The Year 4 Declaratory Judgment is contingent upon the receipt of a private letter ruling from the Internal Revenue Service.

RULING REQUESTS

1. The Year 1 Modification, Year 2 Modification, and Year 3 Declaratory Judgment by Court did not cause Trust to lose its grandfathered exempt status for purposes of the GST tax.

2. Decedent's exercise of his testamentary power of appointment, as construed by the Year 4 Declaratory Judgment by Court, does not constitute the exercise of a general power of appointment under § 2041(b) over Trust property and Decedent's exercise of Decedent's power of appointment in Trust, as granted under Article III, Paragraph B(3) of Father's Will, in a manner that gives each of Decedent's children a power to appoint property at the child's death as construed in the Year 4 Declaratory Judgment, does not cause any of the assets of Trust to be includible in Decedent's estate for estate tax purposes under § 2041(a)(3).

3. The Year 4 Declaratory Judgment by Court will not cause Trust, Child 1 Trust, Child 2 Trust, Child 3 Trust, or Child 4 Trust to lose its grandfathered exempt status for purposes of the GST tax.

4. The Year 4 Declaratory Judgment by Court will not result in the realization of gain or loss for purposes of §§ 61 and 1001.

5. The Year 4 Declaratory Judgment by Court will not result in a gift by a beneficiary of Trust for purposes of § 2501.

6. The Year 4 Declaratory Judgment by Court will not cause Trust to be included in the gross estate of a beneficiary of Trust subject to estate tax under § 2001.

LAW

Section 2001(a) imposes a tax on the transfer of the taxable estate of every decedent who is a citizen or resident of the United States.

Section 2033 provides that the value of the gross estate shall include the value of all property to the extent of the interest therein of the decedent at the time of the decedent's death.

Section 2035(a) provides that if (1) the decedent transferred an interest in property or relinquished a power with respect to any property, during the 3-year period ending on the date of the decedent's death, and (2) the value of the property (or interest therein) would have been included in the gross estate under § 2036, 2037, 2038, or 2042 if such transferred interest or relinquished power had been retained by the decedent on the date of death, the value of the gross estate shall include the value of any property (or interest therein) which would have been so included. Under § 2035(b), the amount of the gross estate shall be increased by the amount of any gift tax paid by the decedent or his estate on any gift made by the decedent or his spouse during the 3-year period ending on the date of the decedent's death.

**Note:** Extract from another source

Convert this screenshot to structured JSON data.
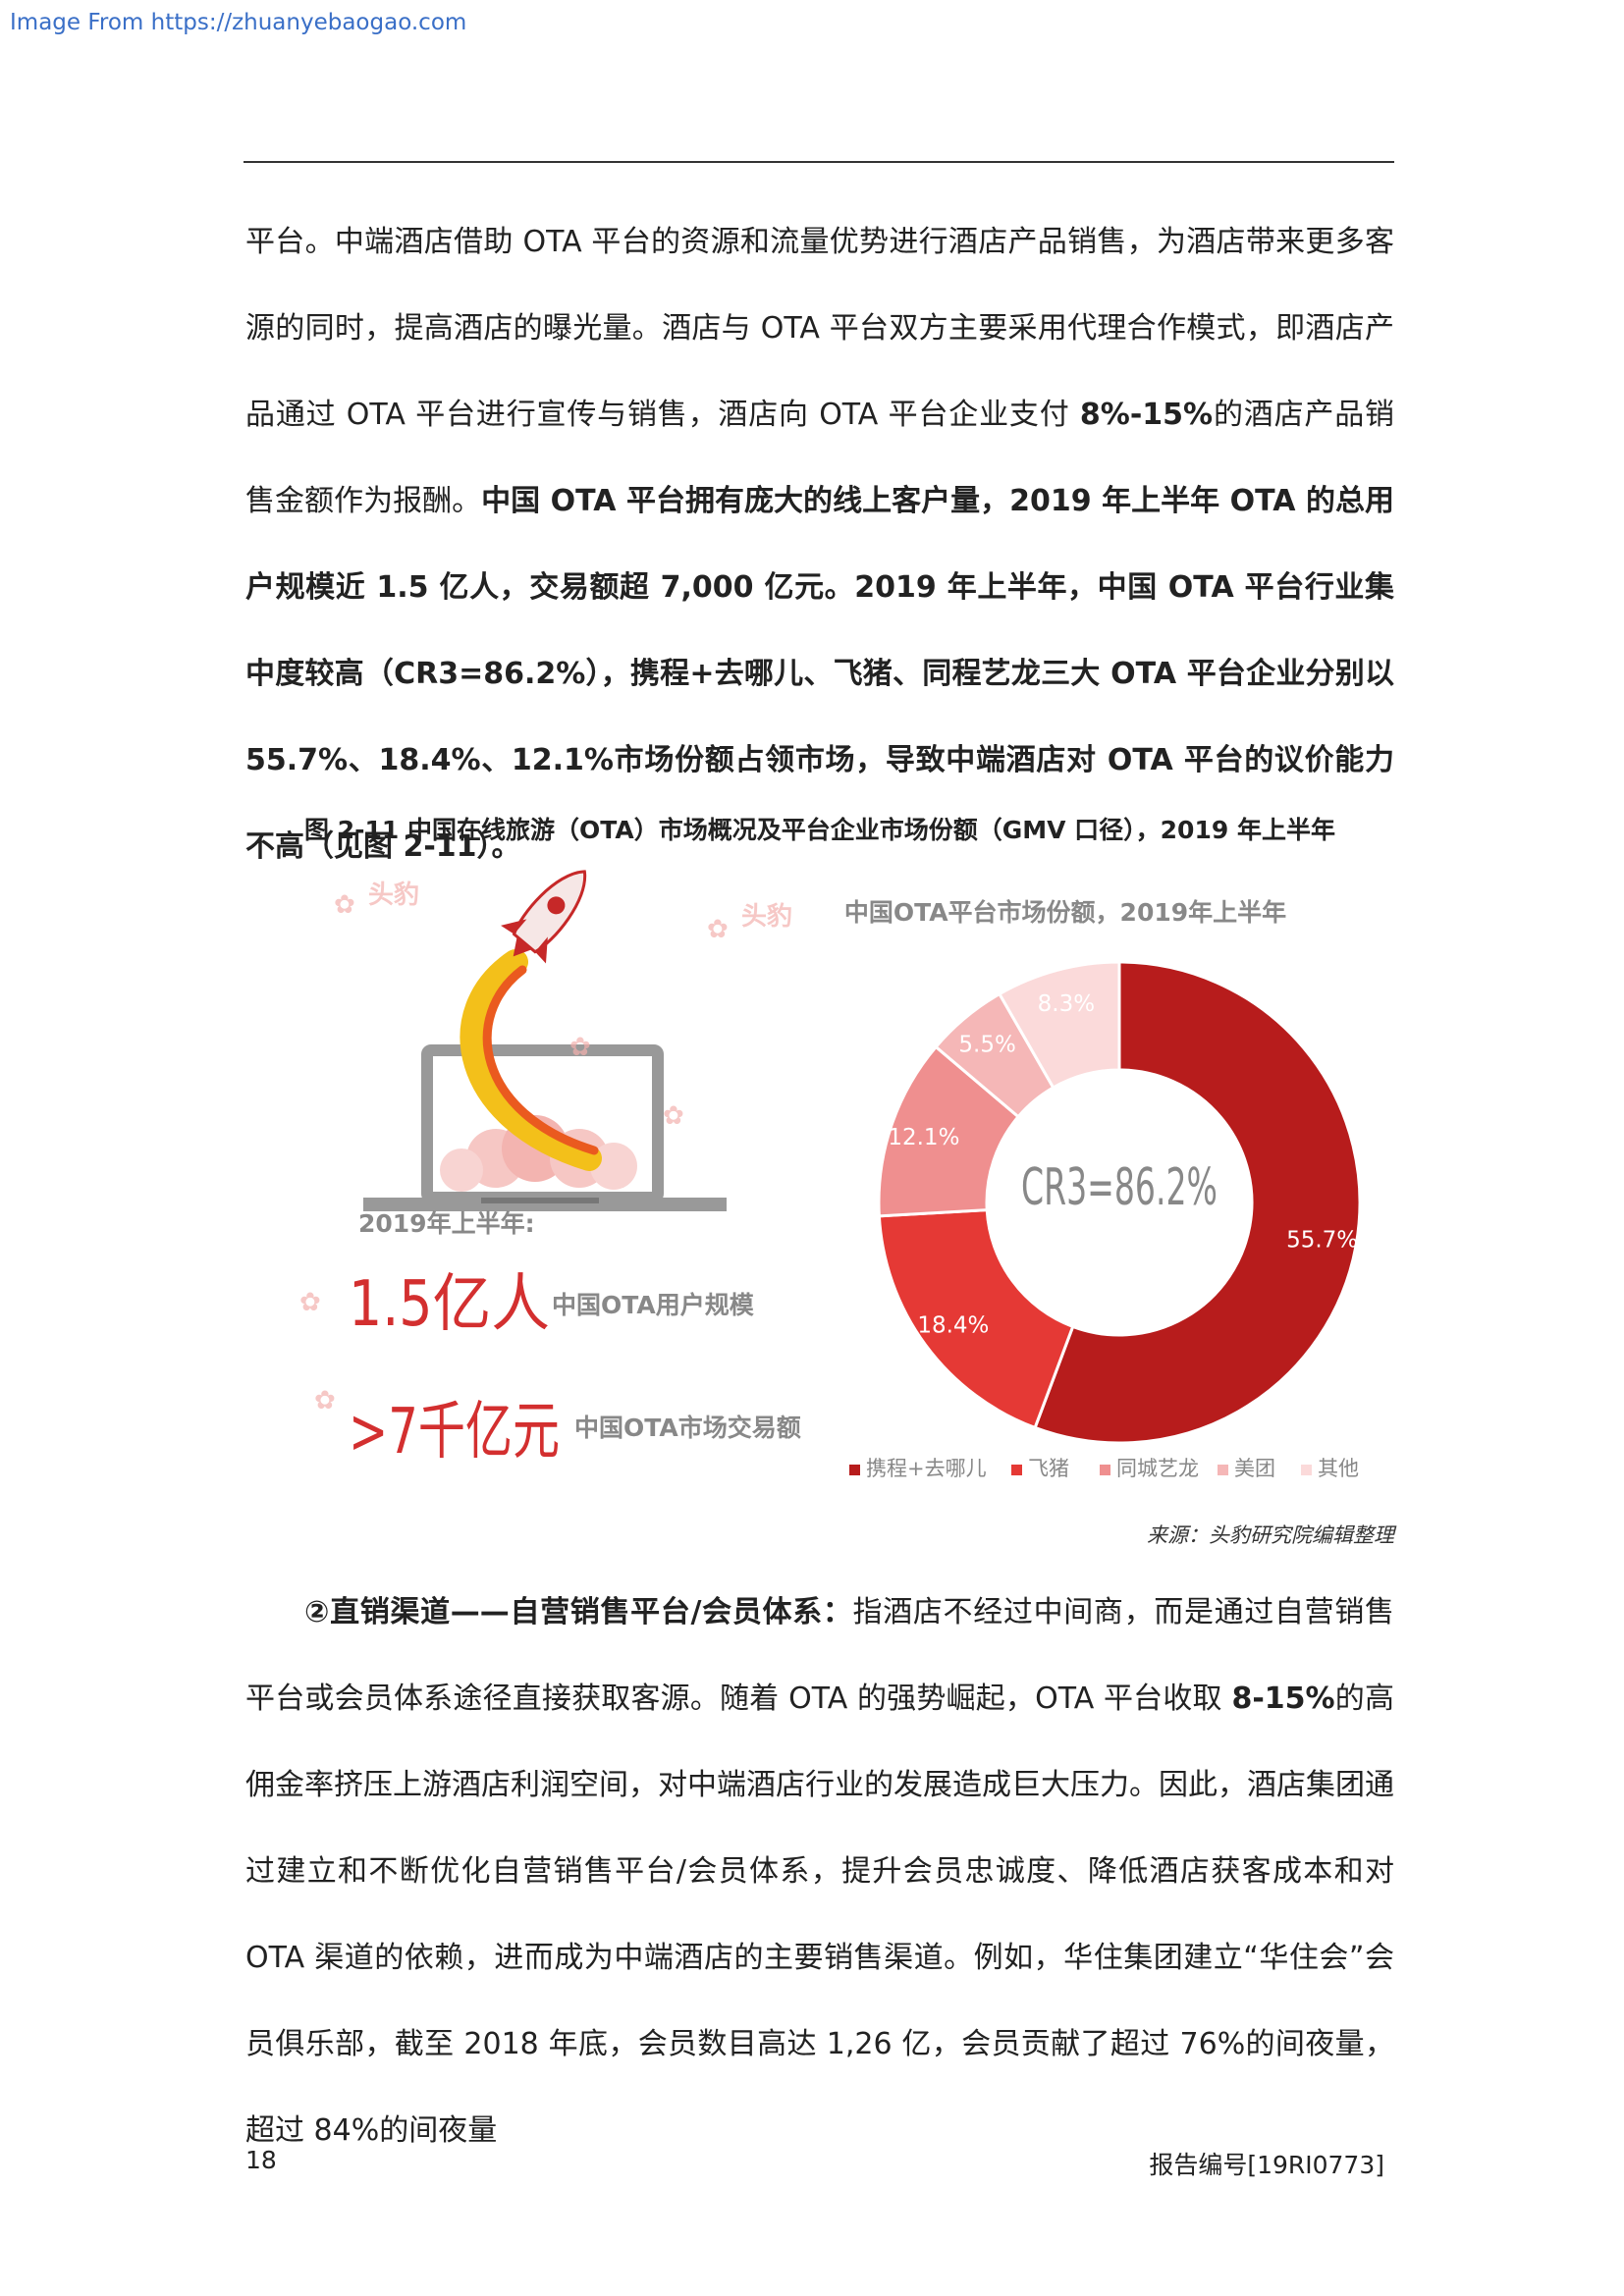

Section 2036(a) provides that the value of the gross estate shall include the value of all property to the extent of any interest therein of which the decedent has at any time made a transfer (except in case of a bona fide sale for adequate and full consideration in money or money's worth), by trust or otherwise, under which he has retained for his life or for any period not ascertainable without reference to his death or for any period which does not in fact end before his death (1) the possession or enjoyment of, or the right to the income from, the property, or (2) the right, either alone or in conjunction with any person, to designate the persons who shall possess or enjoy the property or the income therefrom.

Section 2037(a) provides that the value of the gross estate shall include the value of all property to the extent of any interest therein of which the decedent has at any time after September 7, 1916, made a transfer (except in case of a bona fide sale for an adequate and full consideration in money or money's worth), by trust or otherwise, if (1) possession or enjoyment of the property can, through ownership of such interest, be obtained only by surviving the decedent, and (2) the decedent has retained a reversionary interest in the property, and the value of such reversionary interest immediately before the death of the decedent exceeds 5 percent of the value of such property.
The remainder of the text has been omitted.